In the in-situ stress testing under the deep-borehole environment of high temperature and high pressure, the testing process is complex and the measuring elements are easy to fail, which restricts the development of in-situ stress deep-borehole testing technology. In this paper, an in-situ stress measurement method based on borehole cross-sectional shape analysis is proposed, a borehole crosssectional shape measuring device based on micro-optical imaging measurement is developed, the whole process test auxiliary equipment based on wireline coring drilling tool is designed, formed a complete in-situ stress testing technology.

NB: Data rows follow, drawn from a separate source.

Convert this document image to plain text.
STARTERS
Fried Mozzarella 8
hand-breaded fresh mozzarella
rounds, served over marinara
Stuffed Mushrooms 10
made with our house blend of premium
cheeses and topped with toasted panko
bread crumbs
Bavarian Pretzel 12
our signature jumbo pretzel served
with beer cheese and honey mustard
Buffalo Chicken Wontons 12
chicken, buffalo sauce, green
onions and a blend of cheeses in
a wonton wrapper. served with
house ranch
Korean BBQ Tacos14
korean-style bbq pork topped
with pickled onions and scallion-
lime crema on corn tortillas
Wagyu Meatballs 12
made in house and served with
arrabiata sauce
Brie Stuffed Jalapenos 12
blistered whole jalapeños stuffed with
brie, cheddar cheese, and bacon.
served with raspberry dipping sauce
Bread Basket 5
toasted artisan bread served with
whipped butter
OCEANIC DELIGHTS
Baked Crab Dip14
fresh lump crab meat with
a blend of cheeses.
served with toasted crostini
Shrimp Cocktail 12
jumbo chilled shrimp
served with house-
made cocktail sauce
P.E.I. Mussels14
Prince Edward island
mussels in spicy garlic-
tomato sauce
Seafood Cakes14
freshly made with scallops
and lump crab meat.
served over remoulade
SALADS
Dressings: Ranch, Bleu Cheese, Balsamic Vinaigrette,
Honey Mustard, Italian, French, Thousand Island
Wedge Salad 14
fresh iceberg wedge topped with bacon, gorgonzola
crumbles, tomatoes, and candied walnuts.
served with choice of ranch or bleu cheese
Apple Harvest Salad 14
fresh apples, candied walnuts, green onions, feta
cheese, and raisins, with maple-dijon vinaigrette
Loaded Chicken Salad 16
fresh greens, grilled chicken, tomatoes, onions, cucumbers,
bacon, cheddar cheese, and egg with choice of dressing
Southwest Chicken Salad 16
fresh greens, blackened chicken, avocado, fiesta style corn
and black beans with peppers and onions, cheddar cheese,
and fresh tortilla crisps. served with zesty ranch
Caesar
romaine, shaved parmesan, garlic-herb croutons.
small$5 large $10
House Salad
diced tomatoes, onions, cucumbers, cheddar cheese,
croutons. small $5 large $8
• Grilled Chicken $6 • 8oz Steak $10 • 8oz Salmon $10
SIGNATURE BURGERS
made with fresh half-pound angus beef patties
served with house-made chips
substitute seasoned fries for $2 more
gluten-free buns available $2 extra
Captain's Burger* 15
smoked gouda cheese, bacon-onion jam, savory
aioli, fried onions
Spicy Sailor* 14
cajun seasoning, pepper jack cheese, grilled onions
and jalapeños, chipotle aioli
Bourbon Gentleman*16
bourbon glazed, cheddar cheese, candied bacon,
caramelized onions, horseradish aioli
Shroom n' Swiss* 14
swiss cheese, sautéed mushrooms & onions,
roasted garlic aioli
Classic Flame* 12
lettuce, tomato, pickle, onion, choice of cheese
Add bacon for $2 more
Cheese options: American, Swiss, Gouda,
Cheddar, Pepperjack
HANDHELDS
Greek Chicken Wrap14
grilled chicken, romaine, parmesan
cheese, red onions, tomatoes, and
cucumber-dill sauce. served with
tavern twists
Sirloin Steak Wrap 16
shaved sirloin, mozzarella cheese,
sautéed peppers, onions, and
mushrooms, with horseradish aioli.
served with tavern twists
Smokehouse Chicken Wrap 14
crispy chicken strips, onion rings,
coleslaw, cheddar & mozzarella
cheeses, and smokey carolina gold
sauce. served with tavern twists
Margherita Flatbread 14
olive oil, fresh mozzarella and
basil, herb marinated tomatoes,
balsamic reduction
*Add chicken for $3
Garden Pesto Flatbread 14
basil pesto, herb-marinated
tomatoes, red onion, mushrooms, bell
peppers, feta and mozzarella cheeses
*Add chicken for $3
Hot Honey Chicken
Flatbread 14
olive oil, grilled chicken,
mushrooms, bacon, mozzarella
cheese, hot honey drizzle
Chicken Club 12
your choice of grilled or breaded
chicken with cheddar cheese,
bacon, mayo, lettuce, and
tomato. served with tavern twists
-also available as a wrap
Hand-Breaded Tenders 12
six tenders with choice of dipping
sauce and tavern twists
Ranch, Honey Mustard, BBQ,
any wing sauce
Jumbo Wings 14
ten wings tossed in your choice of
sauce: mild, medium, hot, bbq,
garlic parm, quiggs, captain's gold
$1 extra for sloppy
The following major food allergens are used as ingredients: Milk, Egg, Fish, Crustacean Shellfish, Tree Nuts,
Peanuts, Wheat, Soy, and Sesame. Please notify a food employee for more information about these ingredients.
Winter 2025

The in-situ stress testing technology has been successfully applied in a deep borehole of 703 m.
The testing results are as follows: (1) At 636 m, the whole process of in-situ stress testing operation, such as "drilling operation of test hole", "equipment installation operation", "stress relief operation", "equipment salvage operation" has been completed, which only takes about 3 hours; (2) Through the calculation of the elastic mechanics based on the cross-sectional shape of the borehole at the testing point, the maximum horizontal principal stress is 23.14 MPa, the minimum horizontal principal stress is 16.59 MPa, and the maximum horizontal principal stress direction is 181.3 °. By comparing with the pumping pressure in the process of hydraulic fracturing and the geological structural phenomena, the results of in-situ stress measurement are consistent. In a word, the in-situ stress measurement technology based on borehole shape analysis is feasible, reliable and operable, and makes in-situ stress test possible to rapidly carry out in the deep borehole with complex environment.
In the field of geological engineering, in-situ stress is the basic data for the design of oil and gas field development schemes, the study of hydraulic fracturing crack propagation law, and the prediction of stratum fracture pressure. Obtaining accurate in-situ stress data is of great significance for oil and gas field exploration and development.